It was two weeks ago that I realized that RDF may be the best technology for combining the pieces of information in the modules. No. 1. could be some XML format plus a converter from XML to RDF (because the Turtle format is not comfortable enough for us), No.2. could be SPARQL. No. 3. could be a converter from SPARQL result sets to our XML format for describing the map.

So I have been hunting for converters for XML to RDF and vice versa, but I found very few. The best I found for XML -> RDF was Gloze, and the best for RDF -> XML was SPARQL Web Pages. Both of them are fairly straightforward and user-friendly, but not good enough for me. So currently, I'm planning be using some custom mapping for both of them, until hopefully the RAX group can come up with something better and standard.

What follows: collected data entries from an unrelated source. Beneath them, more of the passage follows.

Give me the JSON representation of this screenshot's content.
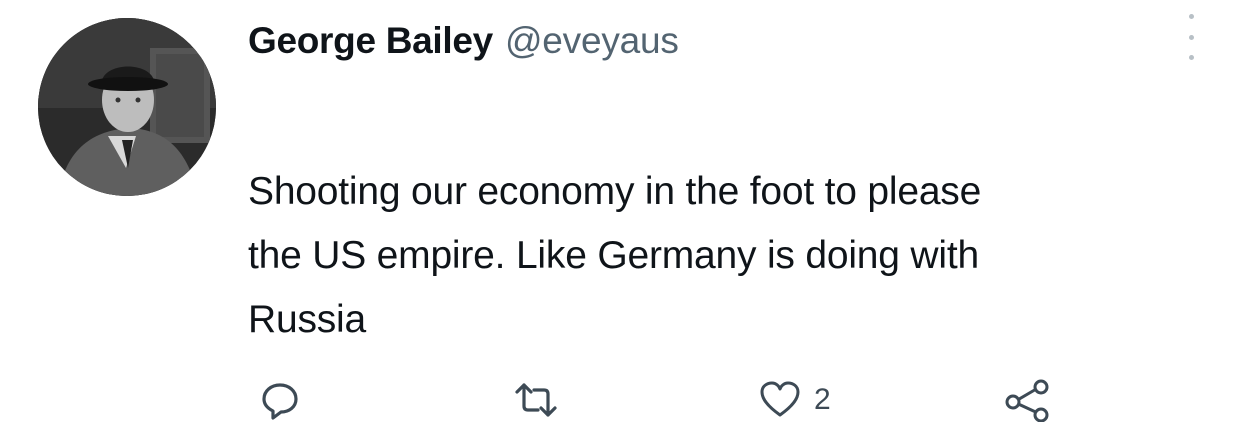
{
  "tweet": {
    "author": {
      "display_name": "George Bailey",
      "handle": "@eveyaus",
      "avatar_icon": "profile-photo"
    },
    "text": "Shooting our economy in the foot to please\nthe US empire. Like Germany is doing with\nRussia",
    "menu_icon": "more-vertical-icon",
    "actions": {
      "reply_icon": "reply-icon",
      "retweet_icon": "retweet-icon",
      "like_icon": "heart-icon",
      "like_count": "2",
      "share_icon": "share-icon"
    }
  },
  "colors": {
    "text_primary": "#0f1419",
    "text_secondary": "#536471",
    "icon": "#3d4a55"
  }
}
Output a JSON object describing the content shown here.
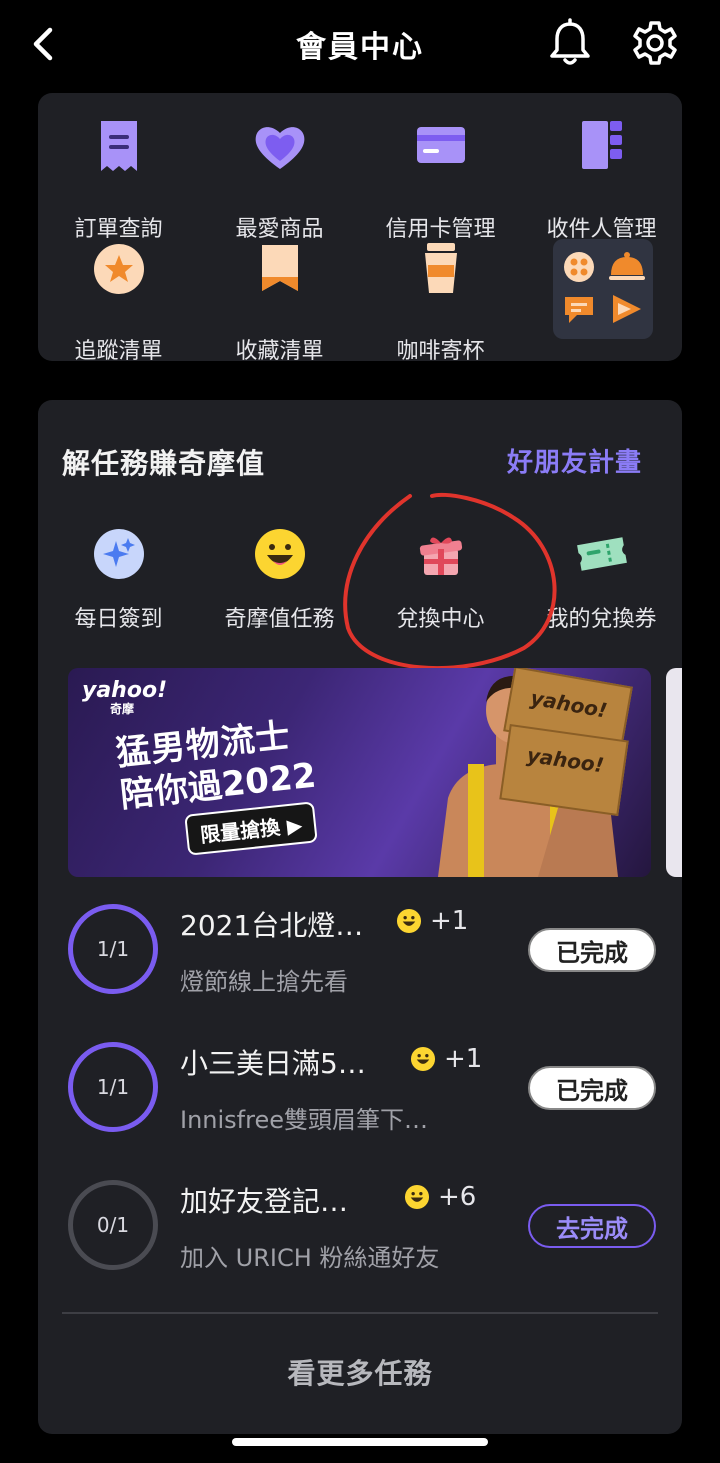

So, about my actual formats.

XML->RDF:
While Gloze uses an XML schema for mapping from XML to RDF (and backwards too), I'm using the XML file only, with some conventions. I first convert it to JSON-LD and from that to RDF. A module that connects the Bible with Wikipedia articles would look like this (OSIS is a standard for referencing portions of the Bible):

<relatedInfo
  xmlns="http://z-bible.org/"
  xmlns:osis="http://z-bible.org/osis/">
  <resource id="http://en.wikipedia.org/wiki/Bible">
    <relatedTo ref="osis:Gen-Rev"/>
    <title>Bible</title>
  </resource>

  <resource id="http://en.wikipedia.org/wiki/Book_of_Genesis">
    <relatedTo ref="osis:Gen"/>
    <title>Book of Genesis</title>
  </resource>

</relatedInfo>

The following conventions apply:
- XML namespaces are equivalent to JSON-LD terms
- Tag names are predicates.
- Elements with child elements represent objects. These automagically receive an rdf:type from the tag name (unless a type attribute is provided). This is good because then we can write a more user-friendly { ?r a :resource } instead of { [] :resource ?r }.
- Objects automatically receive an index, so that the order of elements is persisted. This seemed to be better than many other RDF collection formats, because then a simple { ?x :index ?index } ORDER BY { ?index } can bring them back in correct order.
- Attribute id is analogous to the JSON-LD @id
- Attribute ref can be used to specify predicates whose object is an IRI. Elements with this attribute must be empty.
- Attribute type is analogous to the JSON-LD @type. This works for simple values and objects too, in the latter case it overrides the type inferred from the tag name.
- No other attributes are allowed (xmlns and xmlns:* prefix definitions are allowed only on the root node).
- Embedded XHTML is allowed (with proper xmlns) and is converted to its string representation, with some rdf:type different from string.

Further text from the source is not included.